In recent years it has seemed to have come nearly impossible to compete with markets like China, where it comes to manufacturing, with considerably low wages being received by their workers.  While wages in China are coming up, from an average of 58 cents per hour in 2001 and an estimated $6 per hour in 2015 http://www.csmonitor.com/Business/new-economy/2012/0510/As-Chinese-wages-rise-US-manufacturers-head-back-home, there is still a large gap compared to their American counterpart, at about $19 per hour http://www.trade.gov/mas/ian/MBU/index.html.  Even so, as stated in the Wall Street Journal article “Once Made in China: Jobs Trickle Back to U.S. Plants” manufacturing jobs are starting to make their way back to the good old USA.  The progress has been slow in the American manufacturing market after a 35% decline in jobs between 1998 and 2010 we have seen just a 4.3% increase since.  But, this increase that is expected to be about 3.2% this year compares to that of just 1.6% in all other fields.

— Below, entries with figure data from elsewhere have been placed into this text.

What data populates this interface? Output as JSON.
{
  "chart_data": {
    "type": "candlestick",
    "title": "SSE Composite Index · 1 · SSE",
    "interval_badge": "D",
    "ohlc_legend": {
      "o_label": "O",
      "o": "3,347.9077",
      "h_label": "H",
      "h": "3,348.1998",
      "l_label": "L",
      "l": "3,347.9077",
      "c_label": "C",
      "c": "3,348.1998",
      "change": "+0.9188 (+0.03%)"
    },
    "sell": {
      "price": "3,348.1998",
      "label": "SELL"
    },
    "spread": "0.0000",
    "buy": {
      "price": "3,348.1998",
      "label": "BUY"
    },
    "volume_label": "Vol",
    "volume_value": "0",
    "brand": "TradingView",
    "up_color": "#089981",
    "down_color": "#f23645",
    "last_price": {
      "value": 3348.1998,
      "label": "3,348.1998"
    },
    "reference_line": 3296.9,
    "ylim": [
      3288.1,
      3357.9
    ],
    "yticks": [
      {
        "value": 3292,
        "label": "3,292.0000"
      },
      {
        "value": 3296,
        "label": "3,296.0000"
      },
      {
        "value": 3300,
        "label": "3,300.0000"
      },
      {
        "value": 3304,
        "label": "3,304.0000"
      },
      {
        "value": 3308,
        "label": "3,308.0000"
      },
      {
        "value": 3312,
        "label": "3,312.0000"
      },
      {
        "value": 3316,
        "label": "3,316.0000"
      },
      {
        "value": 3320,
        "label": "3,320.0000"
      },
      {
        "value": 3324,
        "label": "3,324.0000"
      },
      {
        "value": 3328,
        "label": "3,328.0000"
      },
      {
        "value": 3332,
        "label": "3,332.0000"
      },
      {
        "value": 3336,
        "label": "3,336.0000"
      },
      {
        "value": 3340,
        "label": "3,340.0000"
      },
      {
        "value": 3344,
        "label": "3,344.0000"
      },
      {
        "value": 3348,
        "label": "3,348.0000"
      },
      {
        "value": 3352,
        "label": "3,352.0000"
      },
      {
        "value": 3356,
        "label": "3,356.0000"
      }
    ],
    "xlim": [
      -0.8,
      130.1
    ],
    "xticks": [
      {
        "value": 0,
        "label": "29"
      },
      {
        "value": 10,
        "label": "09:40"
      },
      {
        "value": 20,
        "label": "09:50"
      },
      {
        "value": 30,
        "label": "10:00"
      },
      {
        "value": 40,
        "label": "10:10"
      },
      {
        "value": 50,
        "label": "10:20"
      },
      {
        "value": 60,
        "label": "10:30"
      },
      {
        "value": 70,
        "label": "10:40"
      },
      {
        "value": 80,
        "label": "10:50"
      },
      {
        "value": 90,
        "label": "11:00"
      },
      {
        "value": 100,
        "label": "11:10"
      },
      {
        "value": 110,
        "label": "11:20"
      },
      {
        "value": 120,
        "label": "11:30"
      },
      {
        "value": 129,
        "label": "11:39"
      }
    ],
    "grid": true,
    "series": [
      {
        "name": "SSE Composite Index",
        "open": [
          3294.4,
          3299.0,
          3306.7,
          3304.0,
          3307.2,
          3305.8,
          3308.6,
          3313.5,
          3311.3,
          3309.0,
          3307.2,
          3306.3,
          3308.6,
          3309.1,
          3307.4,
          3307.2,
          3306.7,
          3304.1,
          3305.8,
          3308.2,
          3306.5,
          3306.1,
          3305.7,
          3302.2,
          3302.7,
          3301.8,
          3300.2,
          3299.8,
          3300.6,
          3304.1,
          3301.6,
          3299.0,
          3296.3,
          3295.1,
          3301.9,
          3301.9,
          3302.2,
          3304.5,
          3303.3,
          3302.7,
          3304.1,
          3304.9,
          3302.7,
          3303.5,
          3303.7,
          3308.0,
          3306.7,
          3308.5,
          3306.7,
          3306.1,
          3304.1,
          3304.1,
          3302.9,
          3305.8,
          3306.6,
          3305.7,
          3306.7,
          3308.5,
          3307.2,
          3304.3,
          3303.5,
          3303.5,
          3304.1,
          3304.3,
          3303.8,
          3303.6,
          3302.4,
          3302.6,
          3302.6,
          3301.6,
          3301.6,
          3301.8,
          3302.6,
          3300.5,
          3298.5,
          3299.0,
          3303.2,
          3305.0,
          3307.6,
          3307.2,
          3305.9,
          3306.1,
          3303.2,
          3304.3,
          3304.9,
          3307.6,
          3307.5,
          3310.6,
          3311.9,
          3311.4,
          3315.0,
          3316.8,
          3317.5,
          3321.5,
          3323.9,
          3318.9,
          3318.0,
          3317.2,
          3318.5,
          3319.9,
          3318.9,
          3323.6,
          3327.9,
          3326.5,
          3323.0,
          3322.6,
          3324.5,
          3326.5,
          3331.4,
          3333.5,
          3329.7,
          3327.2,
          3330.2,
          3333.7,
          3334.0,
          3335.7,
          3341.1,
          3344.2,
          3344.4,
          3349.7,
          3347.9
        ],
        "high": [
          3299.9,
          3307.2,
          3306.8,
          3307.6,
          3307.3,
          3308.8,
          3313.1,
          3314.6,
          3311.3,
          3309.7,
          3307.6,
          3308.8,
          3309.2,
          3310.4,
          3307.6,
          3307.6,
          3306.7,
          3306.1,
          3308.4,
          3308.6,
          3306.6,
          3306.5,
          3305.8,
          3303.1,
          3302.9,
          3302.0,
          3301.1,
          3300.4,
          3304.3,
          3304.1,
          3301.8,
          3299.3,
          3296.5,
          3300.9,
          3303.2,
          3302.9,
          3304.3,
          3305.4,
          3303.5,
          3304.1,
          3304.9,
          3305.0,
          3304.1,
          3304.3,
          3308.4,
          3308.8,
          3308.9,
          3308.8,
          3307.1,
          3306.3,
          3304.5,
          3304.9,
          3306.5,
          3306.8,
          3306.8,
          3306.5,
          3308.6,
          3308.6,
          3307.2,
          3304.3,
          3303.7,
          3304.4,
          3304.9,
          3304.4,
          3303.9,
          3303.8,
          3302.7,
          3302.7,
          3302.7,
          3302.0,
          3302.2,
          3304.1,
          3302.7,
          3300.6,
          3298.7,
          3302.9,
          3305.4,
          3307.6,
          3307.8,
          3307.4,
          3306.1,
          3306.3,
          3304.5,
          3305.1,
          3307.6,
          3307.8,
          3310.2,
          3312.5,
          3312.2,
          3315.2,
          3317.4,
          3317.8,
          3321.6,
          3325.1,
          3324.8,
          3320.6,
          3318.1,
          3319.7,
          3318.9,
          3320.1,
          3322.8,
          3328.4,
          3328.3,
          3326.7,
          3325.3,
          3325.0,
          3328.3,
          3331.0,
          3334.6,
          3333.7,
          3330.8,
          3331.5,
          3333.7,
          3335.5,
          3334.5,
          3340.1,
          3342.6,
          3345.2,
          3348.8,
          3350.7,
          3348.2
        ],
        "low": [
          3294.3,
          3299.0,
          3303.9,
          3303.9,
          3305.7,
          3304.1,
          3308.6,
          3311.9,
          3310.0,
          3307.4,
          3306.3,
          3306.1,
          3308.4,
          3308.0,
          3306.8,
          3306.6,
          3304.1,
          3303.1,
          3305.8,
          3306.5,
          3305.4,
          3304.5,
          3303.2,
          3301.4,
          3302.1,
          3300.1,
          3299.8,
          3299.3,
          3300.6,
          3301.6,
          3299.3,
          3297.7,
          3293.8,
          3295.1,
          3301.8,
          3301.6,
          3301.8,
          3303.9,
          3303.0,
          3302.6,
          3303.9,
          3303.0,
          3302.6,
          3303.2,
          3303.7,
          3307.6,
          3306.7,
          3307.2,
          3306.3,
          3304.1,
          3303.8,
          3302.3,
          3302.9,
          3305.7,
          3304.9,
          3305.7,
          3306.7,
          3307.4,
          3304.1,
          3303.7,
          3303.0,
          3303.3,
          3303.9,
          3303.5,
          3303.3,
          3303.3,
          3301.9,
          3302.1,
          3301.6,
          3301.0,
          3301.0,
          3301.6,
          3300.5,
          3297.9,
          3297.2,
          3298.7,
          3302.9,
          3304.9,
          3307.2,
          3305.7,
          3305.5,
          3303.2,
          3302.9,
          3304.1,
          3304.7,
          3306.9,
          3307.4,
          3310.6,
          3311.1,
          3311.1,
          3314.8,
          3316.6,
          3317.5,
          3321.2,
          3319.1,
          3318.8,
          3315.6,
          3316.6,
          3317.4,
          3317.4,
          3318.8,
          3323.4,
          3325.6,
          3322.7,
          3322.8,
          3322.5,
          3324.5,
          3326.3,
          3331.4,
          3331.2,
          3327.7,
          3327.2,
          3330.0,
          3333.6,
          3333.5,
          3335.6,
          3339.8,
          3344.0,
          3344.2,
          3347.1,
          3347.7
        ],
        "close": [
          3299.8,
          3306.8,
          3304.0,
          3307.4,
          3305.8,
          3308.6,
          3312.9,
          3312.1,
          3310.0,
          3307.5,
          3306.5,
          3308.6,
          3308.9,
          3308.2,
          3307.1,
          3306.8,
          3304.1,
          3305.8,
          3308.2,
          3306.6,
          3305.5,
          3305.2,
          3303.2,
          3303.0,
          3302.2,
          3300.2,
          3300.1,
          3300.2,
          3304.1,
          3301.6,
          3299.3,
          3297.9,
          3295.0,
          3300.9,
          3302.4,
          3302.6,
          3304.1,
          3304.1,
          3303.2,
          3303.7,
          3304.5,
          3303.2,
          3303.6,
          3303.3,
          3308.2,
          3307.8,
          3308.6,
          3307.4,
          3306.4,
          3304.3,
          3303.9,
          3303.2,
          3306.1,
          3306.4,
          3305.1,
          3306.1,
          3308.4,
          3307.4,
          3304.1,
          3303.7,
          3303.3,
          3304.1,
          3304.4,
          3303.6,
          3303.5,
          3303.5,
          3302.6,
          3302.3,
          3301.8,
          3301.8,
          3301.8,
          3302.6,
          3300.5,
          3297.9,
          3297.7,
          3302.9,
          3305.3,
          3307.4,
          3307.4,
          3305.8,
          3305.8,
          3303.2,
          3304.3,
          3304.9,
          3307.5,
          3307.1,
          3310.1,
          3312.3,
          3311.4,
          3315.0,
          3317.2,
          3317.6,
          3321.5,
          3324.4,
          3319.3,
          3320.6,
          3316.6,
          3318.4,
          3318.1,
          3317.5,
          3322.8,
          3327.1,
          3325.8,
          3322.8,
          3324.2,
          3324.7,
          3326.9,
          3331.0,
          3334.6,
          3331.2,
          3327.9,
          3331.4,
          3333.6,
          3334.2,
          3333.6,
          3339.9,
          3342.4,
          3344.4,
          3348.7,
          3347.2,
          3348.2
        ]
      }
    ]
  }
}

These changes in the American manufacturing market have reasons that are not solely based on the increase in wages overseas.  It has been said that the American is more than 3 times more productive than that of their counterparts from China http://online.wsj.com/article/SB10001424052702304587704577333482423070376.html#project%3DSLIDESHOW08%26s%3DSB10001424052702304363104577390470454369272%26articleTabs%3Darticle.  Shipping costs are becoming increasingly more expensive and companies are coming out close to even, if not better off, manufacturing in America when these costs are put into play.  These factors and the fact that overseeing the physical production becomes worlds easier when it is taking place in your back yard are bringing manufacturing jobs, little by little, back to the USA.